Mixing of input parsing and output generating
The code that parses the HTML is mixed together with the code that generates the CSV. This is poor breaking of a problem down into sub-problems. The code that writes the CSV should just be thinking in terms of titles and years, it shouldn't have to know that they come from HTML, and the code that parses the HTML should just be solving the problem of extracting the titles and years, it should have no idea that that data is going to be written to a CSV. In other words, I want that for loop that writes the CSV to look like this:
for (title, year) in rows:
writer.writerow([title, year])
We can do this by rewriting the with block like this:
with open('data.csv', 'w',encoding='UTF-8', newline='') as f:
fields = ['Title', 'Year']
writer = csv.writer(f, delimiter=',')
writer.writerow(fields)
table_rows = My_table.find_all('tr')[2:] + My_second_table.find_all('tr')[2:]
parsed_rows = []
for tr in table_rows:
tds = tr.find_all('td')
try:
title = tds[0].text.replace('\n','')
except:
title = ""
try:
year = tds[2].text.replace('\n','')
except:
year = ""
parsed_rows.append((title, year))
for (title, year) in parsed_rows:
writer.writerow([title, year])
Factoring into functions
To make the code more readable and really separate the HTML stuff from the CSV stuff, we can break the script into functions. Here's my complete script.
import requests
from bs4 import BeautifulSoup
import csv
urls = ['https://en.wikipedia.org/wiki/Transistor_count']
data = []
def get_rows(html):
soup = BeautifulSoup(html,'html.parser')
My_table = soup.find('table',{'class':'wikitable sortable'})
My_second_table = My_table.find_next_sibling('table')

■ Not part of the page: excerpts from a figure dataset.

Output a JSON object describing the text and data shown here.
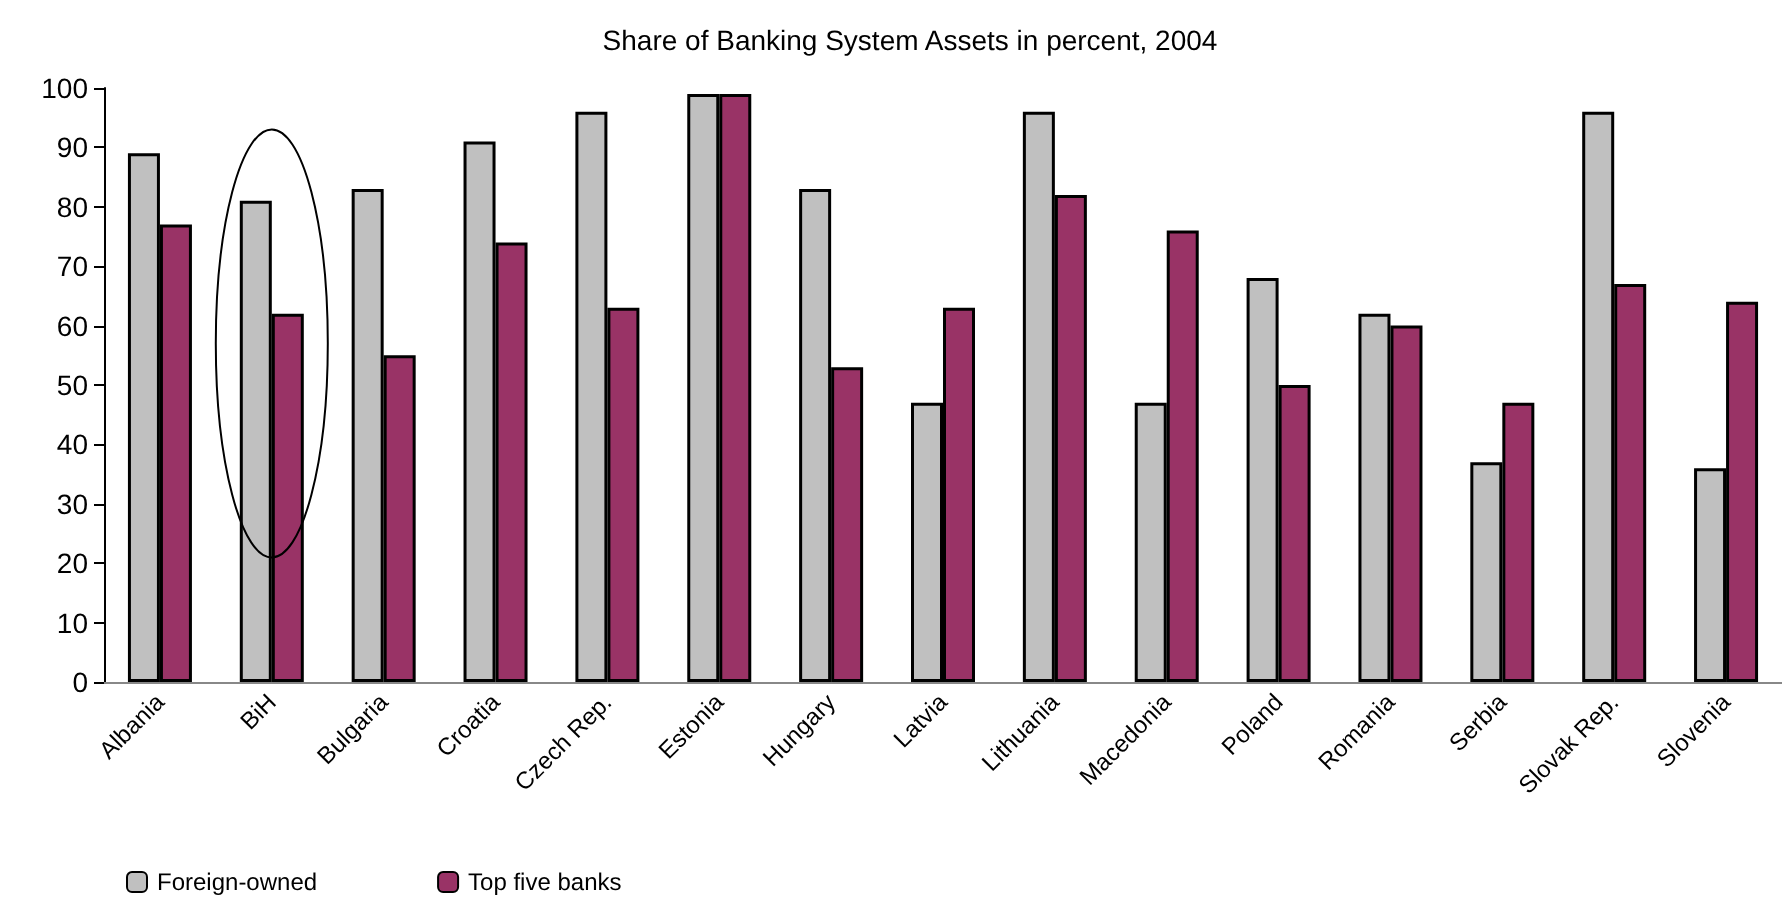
{
  "chart_data": {
    "type": "bar",
    "title": "Share of Banking System Assets in percent, 2004",
    "categories": [
      "Albania",
      "BiH",
      "Bulgaria",
      "Croatia",
      "Czech Rep.",
      "Estonia",
      "Hungary",
      "Latvia",
      "Lithuania",
      "Macedonia",
      "Poland",
      "Romania",
      "Serbia",
      "Slovak Rep.",
      "Slovenia"
    ],
    "series": [
      {
        "name": "Foreign-owned",
        "color": "#c0c0c0",
        "values": [
          89,
          81,
          83,
          91,
          96,
          99,
          83,
          47,
          96,
          47,
          68,
          62,
          37,
          96,
          36
        ]
      },
      {
        "name": "Top five banks",
        "color": "#993366",
        "values": [
          77,
          62,
          55,
          74,
          63,
          99,
          53,
          63,
          82,
          76,
          50,
          60,
          47,
          67,
          64
        ]
      }
    ],
    "ylim": [
      0,
      100
    ],
    "yticks": [
      0,
      10,
      20,
      30,
      40,
      50,
      60,
      70,
      80,
      90,
      100
    ],
    "grid": false,
    "legend": "bottom left"
  }
}
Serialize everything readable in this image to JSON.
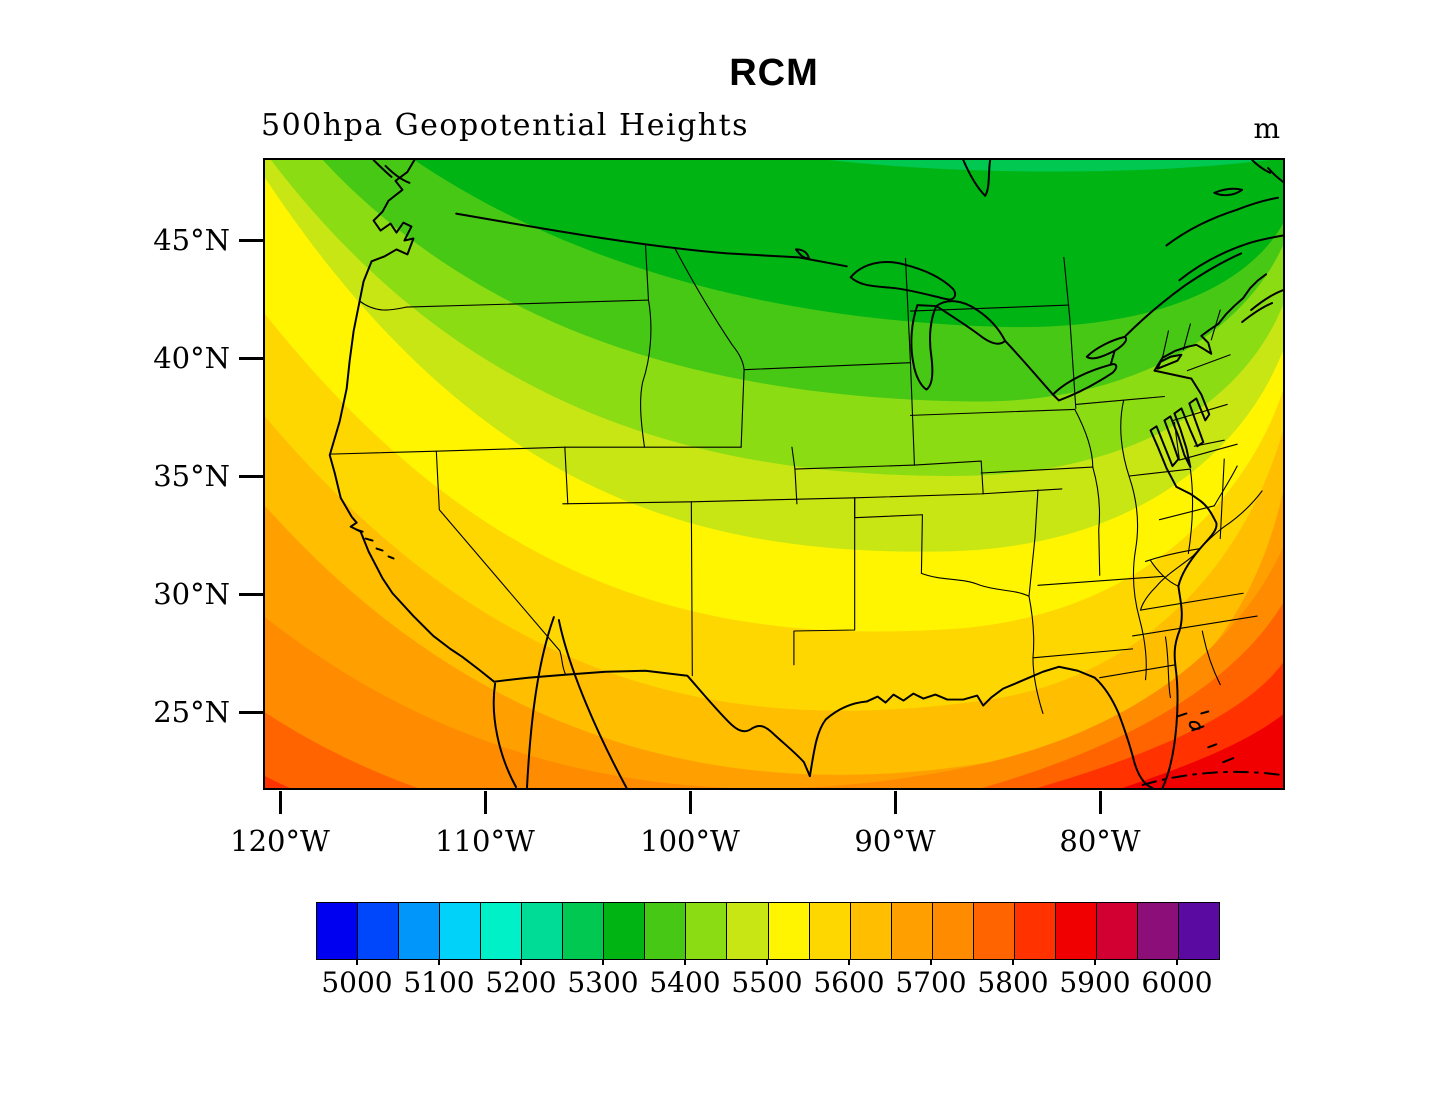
{
  "title": "RCM",
  "subtitle": "500hpa Geopotential Heights",
  "units_label": "m",
  "map": {
    "lat_ticks": [
      "45°N",
      "40°N",
      "35°N",
      "30°N",
      "25°N"
    ],
    "lon_ticks": [
      "120°W",
      "110°W",
      "100°W",
      "90°W",
      "80°W"
    ],
    "region": "Continental United States with adjacent Canada, Mexico and western Atlantic"
  },
  "chart_data": {
    "type": "heatmap",
    "subtype": "filled-contour map",
    "title": "500hpa Geopotential Heights",
    "model_label": "RCM",
    "units": "m",
    "xlabel_ticks": [
      "120°W",
      "110°W",
      "100°W",
      "90°W",
      "80°W"
    ],
    "ylabel_ticks": [
      "45°N",
      "40°N",
      "35°N",
      "30°N",
      "25°N"
    ],
    "contour_interval": 50,
    "colorbar_tick_labels": [
      "5000",
      "5100",
      "5200",
      "5300",
      "5400",
      "5500",
      "5600",
      "5700",
      "5800",
      "5900",
      "6000"
    ],
    "colorbar_colors": [
      "#0000F0",
      "#0046FA",
      "#0096FA",
      "#00D2FA",
      "#00F0C8",
      "#00DC96",
      "#00C850",
      "#00B414",
      "#46C814",
      "#8CDC14",
      "#C8E614",
      "#FFF500",
      "#FFD700",
      "#FFBE00",
      "#FFA000",
      "#FF8C00",
      "#FF6400",
      "#FF3200",
      "#F00000",
      "#D20032",
      "#8C0E78",
      "#5A0AA0"
    ],
    "field_summary": {
      "min_value_approx": 5250,
      "min_location": "along northern boundary, north-central part of domain",
      "max_value_approx": 5900,
      "max_location": "southeast corner of domain (Florida / Bahamas)",
      "corner_values_approx": {
        "northwest": 5480,
        "northeast": 5320,
        "southwest": 5790,
        "southeast": 5880
      },
      "pattern": "Geopotential heights increase from a trough of low values (~5250 m, green) along the northern edge toward high values (~5850-5900 m, red) over the Gulf of Mexico, Baja California and the western Atlantic; bands run roughly west-east, bowing southward over the central US."
    },
    "legend_position": "bottom horizontal colorbar",
    "grid": false
  }
}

table_rows = My_table.find_all('tr')[2:] + My_second_table.find_all('tr')[2:]
parsed_rows = []
for tr in table_rows:
tds = tr.find_all('td')
try:
title = tds[0].text.replace('\n','')
except:
title = ""
try:
year = tds[2].text.replace('\n','')
except:
year = ""
parsed_rows.append((title, year))
return parsed_rows
for url in urls:
html = requests.get(url).text
parsed_rows = get_rows(html)
with open('data.csv', 'w',encoding='UTF-8', newline='') as f:
fields = ['Title', 'Year']
writer = csv.writer(f, delimiter=',')
writer.writerow(fields)
for (title, year) in parsed_rows:
writer.writerow([title, year])
What would be even better would be for get_rows
to be a generator rather than a regular function, but that's advanced Python programming. This is fine for now.